The Troubled Families Programme is accepting direct referrals from schools in cases where children arrive to lessons hungry.

The Prime Minister has initiated a review of modern working practices, including the effectiveness of zero-hours contracts.

The Department for Work and Pensions is introducing measures to improve the publicity of emergency benefit payments, and to ensure claimants are proactively told about this discretionary support by their Jobcentre Plus adviser.

The Department for Work and Pensions is piloting a ‘Yellow Card’ early warning system for people who risk being sanctioned.

The Department for Work and Pensions is fixing the IT system to ensure claimants do not lose their Housing Benefit if they have been sanctioned. The relevant Local Authority will see that it is a ‘sanction’ rather than ‘cessation’, and so the Housing Benefit claim remains unaffected.

The Department for Work and Pensions is seeking ways of rolling out nationally the Reformed Welfare Contract that has been developed by Feeding Birkenhead.

The Department for Education is to use £3.1 million from the Fund for European Aid to the Most Deprived to provide additional support for school breakfast clubs in England. The funding will be allocated to schools with particularly high rates of disadvantage, as measured by free school meal eligibility, and will be spread between now and 2020. It is subject to final agreement from the European Commission. Under the plans, which will be led by the Department for Education, this money would be allocated to schools with particularly high rates of disadvantage, as measured by free-school meal eligibility.

The Department of Energy and Climate Change has agreed to implement a consistent set of rules for all energy suppliers involved with the Warm Home Discount – which requires the major energy suppliers to provide £140 towards energy bills for some households on low incomes – to ensure a greater number of families in poverty are able to apply for and receive help with their energy bills.

In doing so, it has extended the Broader Group criteria to allow all families on low incomes – regardless of their work status – with children aged five and under, or disabled children of any age, to apply for help. Around 70,000 additional families are expected to benefit from these reforms.

Our next step is to lobby for these families to automatically qualify, as do poor pensioners, without the need to apply, although this will require extra funding for the scheme.

A growing number of food banks are implementing the Food Bank Plus service.

A growing number of supermarkets are redistributing their surplus food stocks to projects working with the hungry.

But there is lots still to do, and we are campaigning for further reforms across the board. For example:

We have written to the Cabinet Office asking whether the Government could write Living Wage clauses into public sector contracts put out to tender, and ensure no public service telephone line charges callers at a high rate.

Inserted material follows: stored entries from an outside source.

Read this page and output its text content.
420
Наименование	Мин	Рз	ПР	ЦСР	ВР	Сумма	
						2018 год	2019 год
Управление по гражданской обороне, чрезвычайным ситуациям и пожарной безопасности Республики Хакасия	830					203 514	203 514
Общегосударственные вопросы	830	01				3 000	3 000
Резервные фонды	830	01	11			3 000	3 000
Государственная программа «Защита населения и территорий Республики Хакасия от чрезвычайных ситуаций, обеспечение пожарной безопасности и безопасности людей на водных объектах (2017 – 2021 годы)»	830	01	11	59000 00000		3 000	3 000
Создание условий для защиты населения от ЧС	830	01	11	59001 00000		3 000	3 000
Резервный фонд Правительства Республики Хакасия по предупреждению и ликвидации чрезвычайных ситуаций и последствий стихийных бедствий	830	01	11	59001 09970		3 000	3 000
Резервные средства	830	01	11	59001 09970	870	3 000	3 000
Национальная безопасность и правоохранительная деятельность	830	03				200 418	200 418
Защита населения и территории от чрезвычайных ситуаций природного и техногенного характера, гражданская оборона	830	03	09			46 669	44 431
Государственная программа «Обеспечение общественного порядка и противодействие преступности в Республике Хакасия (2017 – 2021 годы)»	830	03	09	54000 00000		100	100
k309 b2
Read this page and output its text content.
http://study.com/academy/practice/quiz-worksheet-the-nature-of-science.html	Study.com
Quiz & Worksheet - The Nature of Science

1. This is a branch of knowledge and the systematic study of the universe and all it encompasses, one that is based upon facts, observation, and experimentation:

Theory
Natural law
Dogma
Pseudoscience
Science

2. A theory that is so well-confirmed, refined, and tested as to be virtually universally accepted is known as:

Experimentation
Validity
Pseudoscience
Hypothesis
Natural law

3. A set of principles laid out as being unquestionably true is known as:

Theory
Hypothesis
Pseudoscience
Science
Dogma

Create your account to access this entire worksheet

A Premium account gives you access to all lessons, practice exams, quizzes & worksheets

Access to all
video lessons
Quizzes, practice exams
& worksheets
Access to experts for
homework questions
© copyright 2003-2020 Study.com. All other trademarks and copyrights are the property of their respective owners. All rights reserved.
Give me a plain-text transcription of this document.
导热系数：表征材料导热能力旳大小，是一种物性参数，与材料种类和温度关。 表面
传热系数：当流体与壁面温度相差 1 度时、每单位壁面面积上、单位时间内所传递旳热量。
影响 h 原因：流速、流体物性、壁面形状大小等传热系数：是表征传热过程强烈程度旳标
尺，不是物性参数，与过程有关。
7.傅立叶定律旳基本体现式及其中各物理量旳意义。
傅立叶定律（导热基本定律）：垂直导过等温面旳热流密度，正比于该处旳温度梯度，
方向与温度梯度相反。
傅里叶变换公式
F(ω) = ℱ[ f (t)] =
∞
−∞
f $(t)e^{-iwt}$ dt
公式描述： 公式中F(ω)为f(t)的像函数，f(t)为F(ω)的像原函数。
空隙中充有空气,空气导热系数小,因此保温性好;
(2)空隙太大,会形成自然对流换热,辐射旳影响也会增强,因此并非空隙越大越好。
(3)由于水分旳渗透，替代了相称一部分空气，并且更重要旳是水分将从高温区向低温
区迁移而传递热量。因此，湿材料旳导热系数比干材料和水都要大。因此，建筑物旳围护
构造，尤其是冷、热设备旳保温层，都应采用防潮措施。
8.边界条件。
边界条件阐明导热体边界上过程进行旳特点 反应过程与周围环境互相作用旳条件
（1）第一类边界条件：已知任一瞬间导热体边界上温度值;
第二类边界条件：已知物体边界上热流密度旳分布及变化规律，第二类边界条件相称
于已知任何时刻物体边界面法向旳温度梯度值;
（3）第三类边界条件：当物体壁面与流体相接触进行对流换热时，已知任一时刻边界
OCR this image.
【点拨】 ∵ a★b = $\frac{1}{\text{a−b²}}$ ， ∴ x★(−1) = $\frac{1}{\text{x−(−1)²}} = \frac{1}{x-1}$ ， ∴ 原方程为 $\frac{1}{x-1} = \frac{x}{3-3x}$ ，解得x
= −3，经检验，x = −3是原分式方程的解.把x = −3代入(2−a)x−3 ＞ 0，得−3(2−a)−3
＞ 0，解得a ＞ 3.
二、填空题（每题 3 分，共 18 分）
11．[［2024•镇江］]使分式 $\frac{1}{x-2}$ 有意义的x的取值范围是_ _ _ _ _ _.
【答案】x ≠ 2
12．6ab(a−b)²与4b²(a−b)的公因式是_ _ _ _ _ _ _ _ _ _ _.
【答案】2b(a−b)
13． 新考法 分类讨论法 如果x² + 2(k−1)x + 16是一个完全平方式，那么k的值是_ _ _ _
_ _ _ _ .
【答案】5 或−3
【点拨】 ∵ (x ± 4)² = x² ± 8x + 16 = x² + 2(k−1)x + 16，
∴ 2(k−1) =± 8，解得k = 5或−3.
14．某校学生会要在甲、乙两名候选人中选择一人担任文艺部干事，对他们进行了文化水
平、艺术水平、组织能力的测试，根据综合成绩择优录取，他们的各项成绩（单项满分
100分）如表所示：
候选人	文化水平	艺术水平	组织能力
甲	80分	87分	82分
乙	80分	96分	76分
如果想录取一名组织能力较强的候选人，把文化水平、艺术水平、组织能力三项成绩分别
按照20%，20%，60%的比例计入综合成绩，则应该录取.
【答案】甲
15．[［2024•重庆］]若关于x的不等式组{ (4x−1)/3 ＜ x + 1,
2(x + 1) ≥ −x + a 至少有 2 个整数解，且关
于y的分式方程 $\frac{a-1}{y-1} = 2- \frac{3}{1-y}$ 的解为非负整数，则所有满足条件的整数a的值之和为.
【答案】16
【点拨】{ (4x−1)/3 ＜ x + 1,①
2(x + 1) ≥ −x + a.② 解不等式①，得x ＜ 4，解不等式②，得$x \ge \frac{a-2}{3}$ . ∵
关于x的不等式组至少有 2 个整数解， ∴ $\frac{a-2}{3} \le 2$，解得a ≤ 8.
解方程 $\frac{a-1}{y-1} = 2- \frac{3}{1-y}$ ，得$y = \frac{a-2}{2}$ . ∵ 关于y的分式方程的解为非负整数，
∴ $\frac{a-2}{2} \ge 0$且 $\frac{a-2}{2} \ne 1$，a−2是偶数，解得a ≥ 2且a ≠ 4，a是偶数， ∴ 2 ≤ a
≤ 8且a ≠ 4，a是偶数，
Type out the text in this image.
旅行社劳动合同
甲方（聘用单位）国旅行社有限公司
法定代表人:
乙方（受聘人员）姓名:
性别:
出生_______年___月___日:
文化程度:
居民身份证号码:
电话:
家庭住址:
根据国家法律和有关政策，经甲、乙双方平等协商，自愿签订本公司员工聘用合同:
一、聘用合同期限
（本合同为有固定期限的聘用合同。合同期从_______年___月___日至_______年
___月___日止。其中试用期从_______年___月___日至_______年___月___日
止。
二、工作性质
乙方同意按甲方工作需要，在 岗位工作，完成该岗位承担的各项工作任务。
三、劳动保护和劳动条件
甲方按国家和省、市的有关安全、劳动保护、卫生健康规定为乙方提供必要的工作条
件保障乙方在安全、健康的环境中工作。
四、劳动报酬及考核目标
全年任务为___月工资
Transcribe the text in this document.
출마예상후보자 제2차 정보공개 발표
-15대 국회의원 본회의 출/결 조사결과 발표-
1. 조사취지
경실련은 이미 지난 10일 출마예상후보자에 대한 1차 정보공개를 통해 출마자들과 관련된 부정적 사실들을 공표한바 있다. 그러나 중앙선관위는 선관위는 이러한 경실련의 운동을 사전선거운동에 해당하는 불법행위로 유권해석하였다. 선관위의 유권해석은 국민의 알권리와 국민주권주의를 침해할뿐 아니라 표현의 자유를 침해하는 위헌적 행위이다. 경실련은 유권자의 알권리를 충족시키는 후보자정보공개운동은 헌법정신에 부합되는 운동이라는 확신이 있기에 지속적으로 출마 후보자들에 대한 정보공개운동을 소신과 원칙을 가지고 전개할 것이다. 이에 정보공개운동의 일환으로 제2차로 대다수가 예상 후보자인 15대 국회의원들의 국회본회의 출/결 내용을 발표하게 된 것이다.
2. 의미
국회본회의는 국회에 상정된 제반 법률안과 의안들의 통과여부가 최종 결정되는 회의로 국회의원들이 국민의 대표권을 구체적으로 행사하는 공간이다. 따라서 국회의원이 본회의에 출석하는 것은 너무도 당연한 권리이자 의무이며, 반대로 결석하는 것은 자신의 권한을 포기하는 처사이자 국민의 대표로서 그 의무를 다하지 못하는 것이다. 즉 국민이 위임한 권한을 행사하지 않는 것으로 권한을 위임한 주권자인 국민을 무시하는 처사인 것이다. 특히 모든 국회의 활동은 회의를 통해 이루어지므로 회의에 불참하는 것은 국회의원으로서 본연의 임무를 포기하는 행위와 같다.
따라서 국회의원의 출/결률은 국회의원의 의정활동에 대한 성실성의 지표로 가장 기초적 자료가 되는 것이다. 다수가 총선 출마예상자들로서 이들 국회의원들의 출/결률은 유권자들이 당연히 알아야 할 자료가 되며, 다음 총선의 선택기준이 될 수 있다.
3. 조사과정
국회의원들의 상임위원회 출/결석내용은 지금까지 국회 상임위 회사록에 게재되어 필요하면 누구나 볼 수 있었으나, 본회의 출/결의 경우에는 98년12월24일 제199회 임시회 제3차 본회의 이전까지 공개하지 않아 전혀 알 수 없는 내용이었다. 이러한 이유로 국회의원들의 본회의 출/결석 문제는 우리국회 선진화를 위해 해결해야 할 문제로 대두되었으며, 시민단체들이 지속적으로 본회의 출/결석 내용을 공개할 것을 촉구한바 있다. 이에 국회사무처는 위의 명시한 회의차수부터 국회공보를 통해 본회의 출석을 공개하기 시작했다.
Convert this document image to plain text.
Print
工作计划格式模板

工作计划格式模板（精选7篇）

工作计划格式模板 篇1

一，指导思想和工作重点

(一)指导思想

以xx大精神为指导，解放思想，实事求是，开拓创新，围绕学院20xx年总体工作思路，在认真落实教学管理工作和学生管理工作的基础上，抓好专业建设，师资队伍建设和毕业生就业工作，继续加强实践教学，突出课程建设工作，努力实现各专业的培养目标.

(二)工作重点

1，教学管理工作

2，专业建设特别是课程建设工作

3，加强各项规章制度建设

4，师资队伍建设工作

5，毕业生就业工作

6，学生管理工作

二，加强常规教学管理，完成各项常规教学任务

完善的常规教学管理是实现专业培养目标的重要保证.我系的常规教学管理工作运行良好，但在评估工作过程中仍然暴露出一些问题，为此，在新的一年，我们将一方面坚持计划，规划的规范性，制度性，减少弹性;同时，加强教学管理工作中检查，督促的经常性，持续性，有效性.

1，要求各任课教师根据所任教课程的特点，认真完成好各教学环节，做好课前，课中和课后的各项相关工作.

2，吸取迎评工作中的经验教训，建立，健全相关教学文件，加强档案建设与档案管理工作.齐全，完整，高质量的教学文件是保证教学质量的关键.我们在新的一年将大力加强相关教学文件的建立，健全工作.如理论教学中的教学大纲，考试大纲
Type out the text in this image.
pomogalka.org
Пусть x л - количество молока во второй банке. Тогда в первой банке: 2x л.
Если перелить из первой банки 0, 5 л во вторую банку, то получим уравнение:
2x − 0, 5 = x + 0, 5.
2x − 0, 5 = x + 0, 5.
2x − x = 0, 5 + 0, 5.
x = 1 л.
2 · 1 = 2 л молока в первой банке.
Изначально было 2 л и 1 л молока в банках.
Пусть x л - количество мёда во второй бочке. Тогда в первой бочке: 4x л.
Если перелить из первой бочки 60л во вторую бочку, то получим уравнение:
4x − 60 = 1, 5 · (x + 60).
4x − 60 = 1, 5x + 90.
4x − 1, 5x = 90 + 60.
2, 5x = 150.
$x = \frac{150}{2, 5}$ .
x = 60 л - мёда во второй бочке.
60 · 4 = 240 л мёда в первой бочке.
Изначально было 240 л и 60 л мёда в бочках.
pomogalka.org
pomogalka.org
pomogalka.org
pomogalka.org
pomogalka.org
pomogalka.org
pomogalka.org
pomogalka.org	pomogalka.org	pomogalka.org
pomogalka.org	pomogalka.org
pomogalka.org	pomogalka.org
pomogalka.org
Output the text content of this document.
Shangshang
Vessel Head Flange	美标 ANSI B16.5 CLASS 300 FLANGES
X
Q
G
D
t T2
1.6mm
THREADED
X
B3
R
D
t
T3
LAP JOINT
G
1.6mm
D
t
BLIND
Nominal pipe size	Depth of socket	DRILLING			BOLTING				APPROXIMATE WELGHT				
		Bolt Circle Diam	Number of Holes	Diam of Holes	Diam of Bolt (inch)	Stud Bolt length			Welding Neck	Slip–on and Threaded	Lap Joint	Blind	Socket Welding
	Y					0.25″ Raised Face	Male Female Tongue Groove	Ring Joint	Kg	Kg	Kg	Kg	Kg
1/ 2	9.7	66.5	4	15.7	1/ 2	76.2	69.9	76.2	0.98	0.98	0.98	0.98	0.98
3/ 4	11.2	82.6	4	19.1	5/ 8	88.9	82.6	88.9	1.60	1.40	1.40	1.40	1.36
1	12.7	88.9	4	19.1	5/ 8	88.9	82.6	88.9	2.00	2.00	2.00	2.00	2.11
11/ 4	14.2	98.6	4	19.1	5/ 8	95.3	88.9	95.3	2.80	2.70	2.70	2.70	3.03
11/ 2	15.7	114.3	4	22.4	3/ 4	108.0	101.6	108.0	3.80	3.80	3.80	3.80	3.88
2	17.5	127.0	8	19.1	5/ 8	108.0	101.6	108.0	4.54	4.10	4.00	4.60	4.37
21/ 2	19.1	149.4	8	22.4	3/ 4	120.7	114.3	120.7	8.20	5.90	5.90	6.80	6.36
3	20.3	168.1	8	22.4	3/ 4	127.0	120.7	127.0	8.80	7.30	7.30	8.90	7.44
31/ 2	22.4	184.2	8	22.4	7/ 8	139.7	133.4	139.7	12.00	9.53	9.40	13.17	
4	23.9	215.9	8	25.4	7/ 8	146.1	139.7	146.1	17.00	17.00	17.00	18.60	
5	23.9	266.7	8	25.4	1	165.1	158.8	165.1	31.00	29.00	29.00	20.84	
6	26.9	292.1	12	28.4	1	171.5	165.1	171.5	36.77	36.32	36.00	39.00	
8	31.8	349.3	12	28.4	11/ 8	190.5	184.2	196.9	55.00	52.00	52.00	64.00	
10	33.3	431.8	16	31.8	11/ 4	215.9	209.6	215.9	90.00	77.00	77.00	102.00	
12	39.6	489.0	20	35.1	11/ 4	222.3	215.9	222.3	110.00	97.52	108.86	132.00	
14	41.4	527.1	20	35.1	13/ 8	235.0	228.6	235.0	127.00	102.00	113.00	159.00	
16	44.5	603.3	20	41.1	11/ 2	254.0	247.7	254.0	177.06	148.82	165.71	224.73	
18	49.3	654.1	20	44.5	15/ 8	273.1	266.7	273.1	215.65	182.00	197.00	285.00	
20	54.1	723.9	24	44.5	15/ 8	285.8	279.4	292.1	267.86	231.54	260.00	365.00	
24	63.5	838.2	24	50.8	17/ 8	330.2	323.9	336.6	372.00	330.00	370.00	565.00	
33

We have asked the Department for Work and Pensions to introduce a time limit on the mandatory reconsideration process for ESA claimants found fit for work, to implement an electronic system through which new benefit claimants can submit supporting documentation, to introduce a new hotline for charities to call on behalf of vulnerable individuals regarding a benefit claim, and to ensure people are not left without money when they transfer from ESA to JSA.

We have asked the Department for Communities and Local Government to introduce as a minimum requirement for private landlords the provision of basic cooking facilities for their tenants.

We have asked the Department of Health to outlaw charges of up to £50 levied on claimants with disabilities when they ask their GP for documentation to support a benefit claim.

We have asked WRAP to set the food retail and manufacturing industries a target of doubling the proportion of surplus food rescued for human consumption, and to reduce overall levels of food waste.

We have asked Ofgem and each major energy supplier to establish a New Deal on Prepayment Meters, which protects the poorest households from being ripped off when paying for gas and electricity.